I am not speaking of the elderly man, who obviously did not know range etiquette or safety.

The misbehavior belonged to those who ridiculed him, and did not try to help him.  I myself spent a few moments trying to help his marksmanship and weapons handling, but the constant commentary from those who had wanted him removed from the range embarrassed this gentleman.

Instead of jeering him, we should have helped him.  I think it unlikely that this man will ever come to our range again, and that is a horrid thing.  It seems obvious to me that he had never handled a gun in his life, yet something had happened that convinced him he needed a pistol.  Now, if he ever needs that pistol, he will not be confident in its use. He will be a tragedy, and the anti-gun rights extremists will try to use him as an example of why the rest of us don't need our guns either.

What should have happened?

After the first incident, someone, myself or anyone else, should have pulled this gentleman aside and asked if he needed help.  Asked if he knew the range rules, and if he wanted some instruction in the use of his weapon.

Instead, we treated him like a child.

That was my mistake, and the mistake of everyone there that day.

I hope never to make one like it again.

1 comment:

  1. Well said; I too have been guilty of missing opportunities to extend a hand to someone, in the past, but thankfully I seem to have done a bit better in more recent years.
    It is my observation that shame or embarrassment is harder on a man than a slap across the face. In fact, to the practitioners of bushido, as well as for those of your own Norse extraction, "losing face" was as bad, or worse, than death.

    This elderly man probably had never owned a firearm, felt the need for protecting his home and family and was too ashamed to admit that he didn't know what to do at a range where everyone else was happily popping away... and as you say, the irritability or hostility of others, ruined a chance to have another well informed, well educated senior to join our ranks against the crime and darkness of modern life.
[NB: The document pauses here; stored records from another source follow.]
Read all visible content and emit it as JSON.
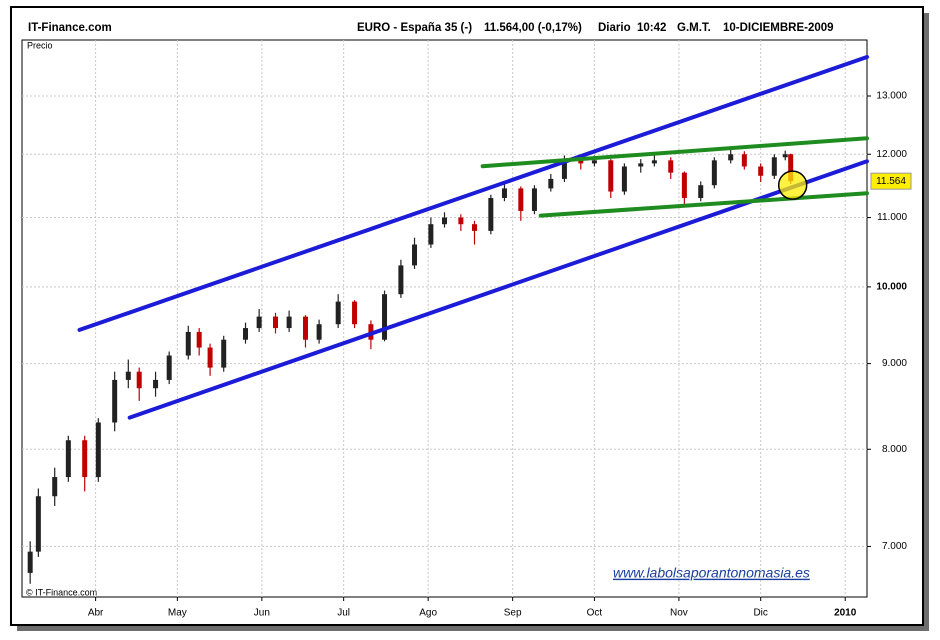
{
  "chart_data": {
    "type": "candlestick",
    "site": "IT-Finance.com",
    "instrument": "EURO - España 35 (-)",
    "quote": "11.564,00 (-0,17%)",
    "period": "Diario",
    "time": "10:42",
    "timezone": "G.M.T.",
    "date": "10-DICIEMBRE-2009",
    "y_label": "Precio",
    "copyright": "© IT-Finance.com",
    "watermark": "www.labolsaporantonomasia.es",
    "log_scale": true,
    "grid": true,
    "up_color": "#222222",
    "down_color": "#c00000",
    "xlim": [
      4,
      314
    ],
    "xticks": [
      {
        "value": 31,
        "label": "Abr"
      },
      {
        "value": 61,
        "label": "May"
      },
      {
        "value": 92,
        "label": "Jun"
      },
      {
        "value": 122,
        "label": "Jul"
      },
      {
        "value": 153,
        "label": "Ago"
      },
      {
        "value": 184,
        "label": "Sep"
      },
      {
        "value": 214,
        "label": "Oct"
      },
      {
        "value": 245,
        "label": "Nov"
      },
      {
        "value": 275,
        "label": "Dic"
      },
      {
        "value": 306,
        "label": "2010"
      }
    ],
    "ylim": [
      6530,
      14040
    ],
    "yticks": [
      {
        "value": 7000,
        "label": "7.000"
      },
      {
        "value": 8000,
        "label": "8.000"
      },
      {
        "value": 9000,
        "label": "9.000"
      },
      {
        "value": 10000,
        "label": "10.000"
      },
      {
        "value": 11000,
        "label": "11.000"
      },
      {
        "value": 12000,
        "label": "12.000"
      },
      {
        "value": 13000,
        "label": "13.000"
      }
    ],
    "x": [
      7,
      10,
      16,
      21,
      27,
      32,
      38,
      43,
      47,
      53,
      58,
      65,
      69,
      73,
      78,
      86,
      91,
      97,
      102,
      108,
      113,
      120,
      126,
      132,
      137,
      143,
      148,
      154,
      159,
      165,
      170,
      176,
      181,
      187,
      192,
      198,
      203,
      209,
      214,
      220,
      225,
      231,
      236,
      242,
      247,
      253,
      258,
      264,
      269,
      275,
      280,
      284,
      286
    ],
    "open": [
      6750,
      6950,
      7500,
      7700,
      8100,
      7700,
      8300,
      8800,
      8900,
      8700,
      8800,
      9100,
      9400,
      9200,
      8950,
      9300,
      9450,
      9600,
      9450,
      9600,
      9300,
      9500,
      9800,
      9500,
      9300,
      9900,
      10300,
      10600,
      10900,
      11000,
      10900,
      10800,
      11300,
      11450,
      11100,
      11450,
      11600,
      11900,
      11850,
      11900,
      11400,
      11800,
      11850,
      11900,
      11700,
      11300,
      11500,
      11900,
      12000,
      11800,
      11650,
      11950,
      12000
    ],
    "high": [
      7050,
      7580,
      7800,
      8150,
      8150,
      8350,
      8900,
      9050,
      8950,
      8900,
      9150,
      9480,
      9450,
      9250,
      9350,
      9520,
      9700,
      9650,
      9680,
      9620,
      9560,
      9900,
      9820,
      9550,
      9950,
      10380,
      10700,
      11000,
      11080,
      11050,
      10950,
      11350,
      11520,
      11480,
      11500,
      11680,
      11980,
      11960,
      11980,
      11920,
      11850,
      11920,
      11980,
      11950,
      11720,
      11560,
      11950,
      12080,
      12050,
      11850,
      12000,
      12060,
      12010
    ],
    "low": [
      6650,
      6900,
      7400,
      7650,
      7550,
      7650,
      8200,
      8700,
      8550,
      8600,
      8750,
      9050,
      9100,
      8850,
      8900,
      9250,
      9400,
      9380,
      9400,
      9200,
      9250,
      9450,
      9450,
      9180,
      9280,
      9850,
      10250,
      10550,
      10850,
      10800,
      10600,
      10750,
      11250,
      10950,
      11050,
      11400,
      11550,
      11750,
      11800,
      11300,
      11350,
      11700,
      11800,
      11600,
      11200,
      11250,
      11450,
      11850,
      11750,
      11550,
      11600,
      11900,
      11520
    ],
    "close": [
      6950,
      7500,
      7700,
      8100,
      7700,
      8300,
      8800,
      8900,
      8700,
      8800,
      9100,
      9400,
      9200,
      8950,
      9300,
      9450,
      9600,
      9450,
      9600,
      9300,
      9500,
      9800,
      9500,
      9300,
      9900,
      10300,
      10600,
      10900,
      11000,
      10900,
      10800,
      11300,
      11450,
      11100,
      11450,
      11600,
      11900,
      11850,
      11900,
      11400,
      11800,
      11850,
      11900,
      11700,
      11300,
      11500,
      11900,
      12000,
      11800,
      11650,
      11950,
      12000,
      11564
    ],
    "last_price": {
      "value": 11564,
      "label": "11.564"
    },
    "trend_lines": [
      {
        "color": "#1c1cd8",
        "x": [
          25.1,
          314
        ],
        "y": [
          9426,
          13716
        ]
      },
      {
        "color": "#1c1cd8",
        "x": [
          43.5,
          314
        ],
        "y": [
          8356,
          11885
        ]
      },
      {
        "color": "#1f8c1f",
        "x": [
          173,
          314
        ],
        "y": [
          11804,
          12267
        ]
      },
      {
        "color": "#1f8c1f",
        "x": [
          194.3,
          314
        ],
        "y": [
          11030,
          11373
        ]
      }
    ]
  }
}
So instead, he has gone home with only a dim awareness of how to operate ( much less clean and maintain) his weapon, and a memory of how we, the gun community, had wounded him.
    I pray that someday he will try again, and meet someone who will see him as a blank slate on which to help craft the likeness of a good student of our art.
    Thanks for sharing this story, we all need to read it from time to time. How easily we see the faults in everyone else... except ourselves of course.